Gamma-Secretase Represents a Therapeutic Target for the Treatment of Invasive Glioma Mediated by the p75 Neurotrophin Receptor
Figure 1
p75NTR Is Proteolytically Processed in Patient Specimens and Invasive Glioma Cells
(A) Western blot analysis detected p75NTR-positive fragments migrating at 24 and 19 kDa in patient specimens expressing p75NTR (eight of nine GBMs, two of five Grade III glioma) but was undetectable in tissue from normal human brain. U87 cells transfected with p75NTR and grown in the presence of the proteasome inhibitor epoxomicin (1 μM) were used as a positive control (C). Western blots probed for beta-actin were used as a loading control. Molecular weight markers are indicated on the left.
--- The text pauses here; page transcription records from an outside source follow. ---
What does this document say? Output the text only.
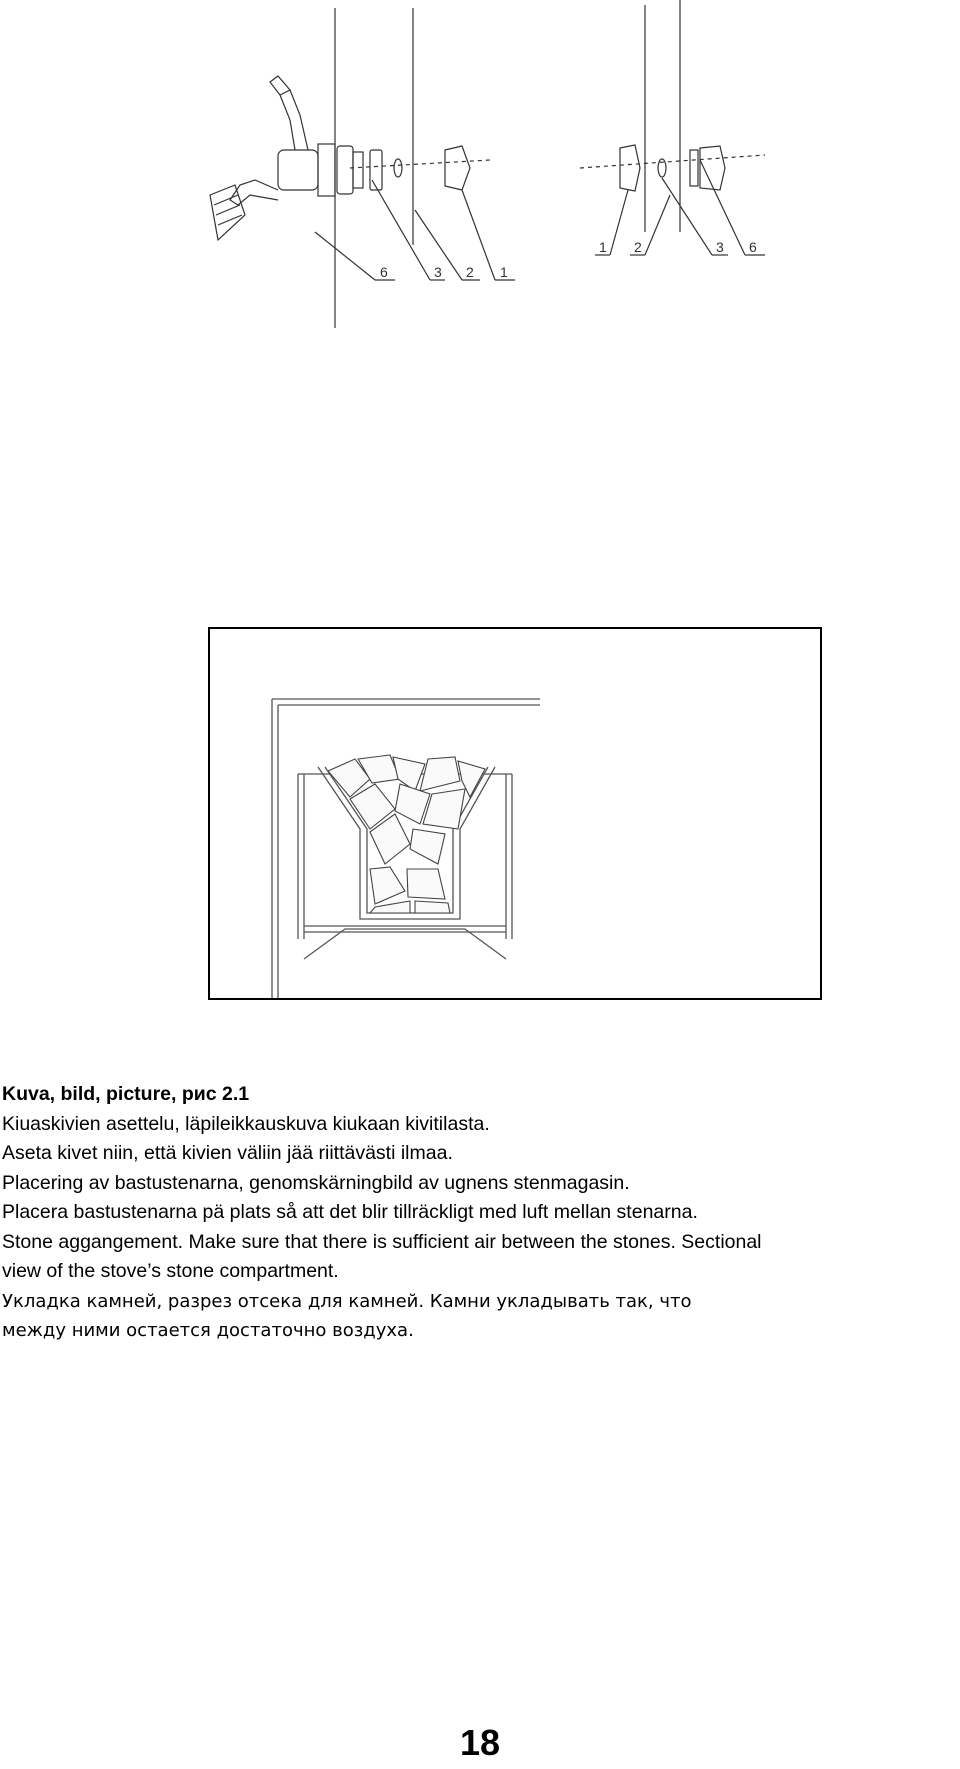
6	3 2 1
1 2	3 6
Kuva, bild, picture, рис 2.1
Kiuaskivien asettelu, läpileikkauskuva kiukaan kivitilasta.
Aseta kivet niin, että kivien väliin jää riittävästi ilmaa.
Placering av bastustenarna, genomskärningbild av ugnens stenmagasin.
Placera bastustenarna pä plats så att det blir tillräckligt med luft mellan stenarna.
Stone aggangement. Make sure that there is sufficient air between the stones. Sectional
view of the stove’s stone compartment.
Укладка камней, разрез отсека для камней. Камни укладывать так, что
между ними остается достаточно воздуха.
18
(B) The highly invasive glioma cell lines U87R and U251R isolated by serial in vivo selection were treated with the proteasome inhibitor epoxomicin (Epo, 1 μM) and/or the γ-secretase inhibitor, Compound X (CompX, 2 μM) for 4 h. Western blots for p75NTR were probed with an antibody specific to the cytoplasmic domain of p75NTR which detects full-length (75 kDa), CTF (indicated by the less than symbol [<]; 25 kDa), and ICD (indicated by the asterisk [*]; 19 kDa) peptides. The ICD is derived from the cleavage of the CTF, which is shown to visibly accumulate in the presence of a γ-secretase inhibitor.
(C) p75NTR proteolytic processing is a global event in human glioma cells. pcDNA3.1 encoding human p75NTR or the empty pcDNA3.1 vector were stably transfected into U87, U251, U118, and U343. Cells expressing p75NTR (U87p75, U251p75, U118p75, and U343p75) were treated as described above. Western blot analysis showed that all glioma cell lines tested cleaved the full-length p75NTR to generate first the 24-kDa CTF and then the 19-kDa ICD.